Below code gives me a compilation error, but I don't understand what I am doing wrong. Sorry about asking such a silly question.

$ cat swapcstrings.cc
#include <iostream>

void swap(char*& c, char*& d) {
    char* temp = c;
    c = d;
    d = temp;
}

int main() {
    char c[] = "abcdef";
    char d[] = "ghijkl";
    std::cout << "[" << c << "," << d << "]\n";
    swap(c, d);
    std::cout << "[" << c << "," << d << "]\n";
}
$ g++ swapcstrings.cc
swapcstrings.cc: In function ‘int main()’:
swapcstrings.cc:13: error: invalid initialization of non-const reference of type ‘char*&’ from a temporary of type ‘char*’
swapcstrings.cc:3: error: in passing argument 1 of ‘void swap(char*&, char*&)’
$

Answer 1

Arrays cannot be modified, and they merely decay to temporary pointers, they are not really pointers and cannot be swapped. The address of an array cannot be changed, and the compiler errors when you try to bind the temporary pointer you got from the array to a non- const reference, which is against the rules of the language.

Declare the arrays, then swap two pointers to them.

char a[] = "abcdef";
char b[] = "defghi";

char* aptr = a, *bptr = b;

std::cout << "[" << aptr << "," << bptr << "]\n";
swap(aptr, bptr);
std::cout << "[" << aptr << "," << bptr << "]\n";

Or if you can change the prototype of the function, use const char* in the first place:

void swap(const char*& c, const char*& d) {
    const char* temp = c;
    c = d;
    d = temp;
}

const char* c = "abcdef", // These must be const char* because the arrays are
          * d = "ghijkl"; // const char[N]
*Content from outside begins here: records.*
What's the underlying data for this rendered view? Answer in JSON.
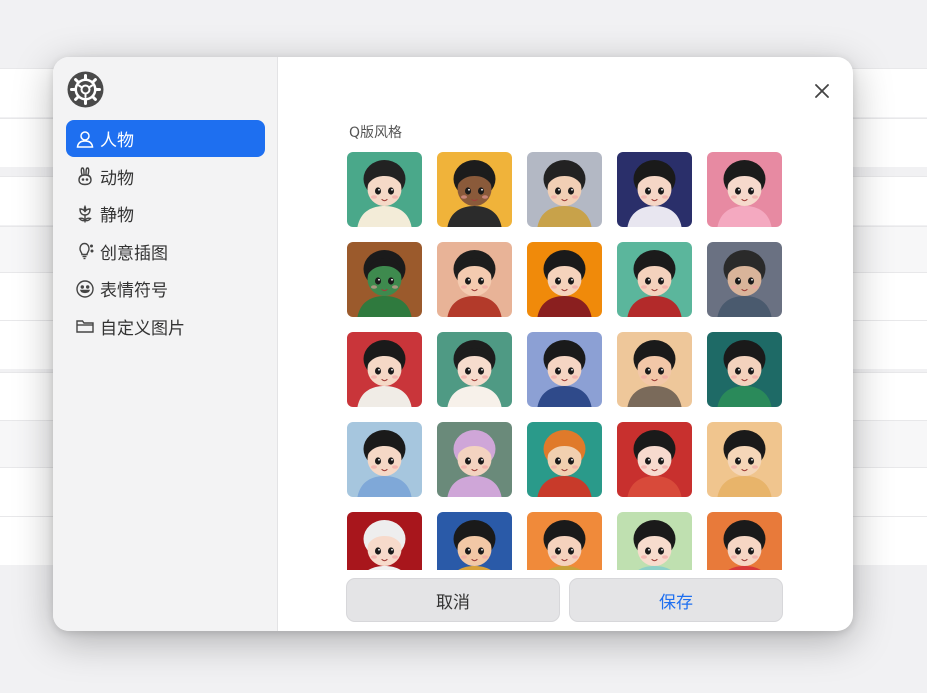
{
  "sidebar": {
    "items": [
      {
        "label": "人物",
        "icon": "person-icon",
        "active": true
      },
      {
        "label": "动物",
        "icon": "rabbit-icon",
        "active": false
      },
      {
        "label": "静物",
        "icon": "flower-icon",
        "active": false
      },
      {
        "label": "创意插图",
        "icon": "bulb-icon",
        "active": false
      },
      {
        "label": "表情符号",
        "icon": "smiley-icon",
        "active": false
      },
      {
        "label": "自定义图片",
        "icon": "folder-icon",
        "active": false
      }
    ]
  },
  "main": {
    "section_title": "Q版风格",
    "avatars": [
      {
        "bg": "#4aa88a",
        "skin": "#f5d9c7",
        "hair": "#222222",
        "outfit": "#f3ecd8"
      },
      {
        "bg": "#f0b33a",
        "skin": "#8a5a3a",
        "hair": "#1c1c1c",
        "outfit": "#2b2b2b"
      },
      {
        "bg": "#b3b8c4",
        "skin": "#f1cfb5",
        "hair": "#222222",
        "outfit": "#c8a24a"
      },
      {
        "bg": "#2a2f6a",
        "skin": "#f5d6c6",
        "hair": "#1a1a1a",
        "outfit": "#e8e6f0"
      },
      {
        "bg": "#e78aa2",
        "skin": "#f6d9cc",
        "hair": "#1b1b1b",
        "outfit": "#f4a9c0"
      },
      {
        "bg": "#9b5a2c",
        "skin": "#3e8a4e",
        "hair": "#1b1b1b",
        "outfit": "#2f7a3e"
      },
      {
        "bg": "#e8b397",
        "skin": "#f4cbb0",
        "hair": "#1d1d1d",
        "outfit": "#b33a2a"
      },
      {
        "bg": "#f08a0a",
        "skin": "#f5d3bc",
        "hair": "#1a1a1a",
        "outfit": "#8a1f1f"
      },
      {
        "bg": "#5bb69c",
        "skin": "#f4d2bd",
        "hair": "#1b1b1b",
        "outfit": "#b32a2a"
      },
      {
        "bg": "#6a7182",
        "skin": "#d9b49a",
        "hair": "#2a2a2a",
        "outfit": "#4a5a6e"
      },
      {
        "bg": "#c9353a",
        "skin": "#f5d8c6",
        "hair": "#1a1a1a",
        "outfit": "#f0ece6"
      },
      {
        "bg": "#4f9a84",
        "skin": "#f6dccd",
        "hair": "#1d1d1d",
        "outfit": "#f7f1ea"
      },
      {
        "bg": "#8ca0d4",
        "skin": "#f5d5c3",
        "hair": "#1a1a1a",
        "outfit": "#2f4a8a"
      },
      {
        "bg": "#eec79a",
        "skin": "#f2c7a8",
        "hair": "#1a1a1a",
        "outfit": "#7a6a5a"
      },
      {
        "bg": "#1e6a66",
        "skin": "#f3d2bd",
        "hair": "#1a1a1a",
        "outfit": "#2a8a5a"
      },
      {
        "bg": "#a6c6de",
        "skin": "#f5d8c6",
        "hair": "#1a1a1a",
        "outfit": "#7fa8d8"
      },
      {
        "bg": "#6a8a7a",
        "skin": "#f3d3c0",
        "hair": "#cfa6d8",
        "outfit": "#cfa6d8"
      },
      {
        "bg": "#2a9a8a",
        "skin": "#f1d0b0",
        "hair": "#e07a2a",
        "outfit": "#c83a2a"
      },
      {
        "bg": "#c8302e",
        "skin": "#f7dace",
        "hair": "#1a1a1a",
        "outfit": "#d84a3a"
      },
      {
        "bg": "#f0c58e",
        "skin": "#f5d6b8",
        "hair": "#1a1a1a",
        "outfit": "#e8b46a"
      },
      {
        "bg": "#a8161c",
        "skin": "#f7dacb",
        "hair": "#eeeeee",
        "outfit": "#f0f0f0"
      },
      {
        "bg": "#2a5aa8",
        "skin": "#f2c8a6",
        "hair": "#1a1a1a",
        "outfit": "#d8a23a"
      },
      {
        "bg": "#f08a3a",
        "skin": "#f5d2bd",
        "hair": "#1a1a1a",
        "outfit": "#c8a23a"
      },
      {
        "bg": "#bfe0b0",
        "skin": "#f7dccd",
        "hair": "#1a1a1a",
        "outfit": "#8ed0c8"
      },
      {
        "bg": "#e87a3a",
        "skin": "#f6d6c4",
        "hair": "#1a1a1a",
        "outfit": "#d83a3a"
      }
    ]
  },
  "footer": {
    "cancel_label": "取消",
    "save_label": "保存"
  },
  "colors": {
    "accent": "#1e6ff0"
  }
}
std::cout << "[" << c << "," << d << "]\n";
swap(c, d);
std::cout << "[" << c << "," << d << "]\n";

Answer 2

c and d are arrays. They will get autoconverted to pointers where pointers are required. This is the “temporary” your compiler output talks about. Think about it like this:

char c[] = "abcdef", d[] = "ghijkl";
char *cp = (char*)c, *dp = (char*)d;
swap(cp, dp);

The above would compile, but only swap cp and dp , not the original c and d . As the above code gives names to these pointers, you can now have references to them as well. But in your original code, the temporaries had no names, and any modification of them would be an indication of a likely error. So the compiler won't let you do that, and will complain instead.

If you want to exchange C-style strings in their arrays, you'll have to do so one character at a time:

template<size_t n> void swap(char (&a)[n], char (&b)[n]) {
  for (size_t i = 0; i != n; ++i)
    std::swap(a[i], b[i]);
}

This template ensures that both arguments are arrays of the same length.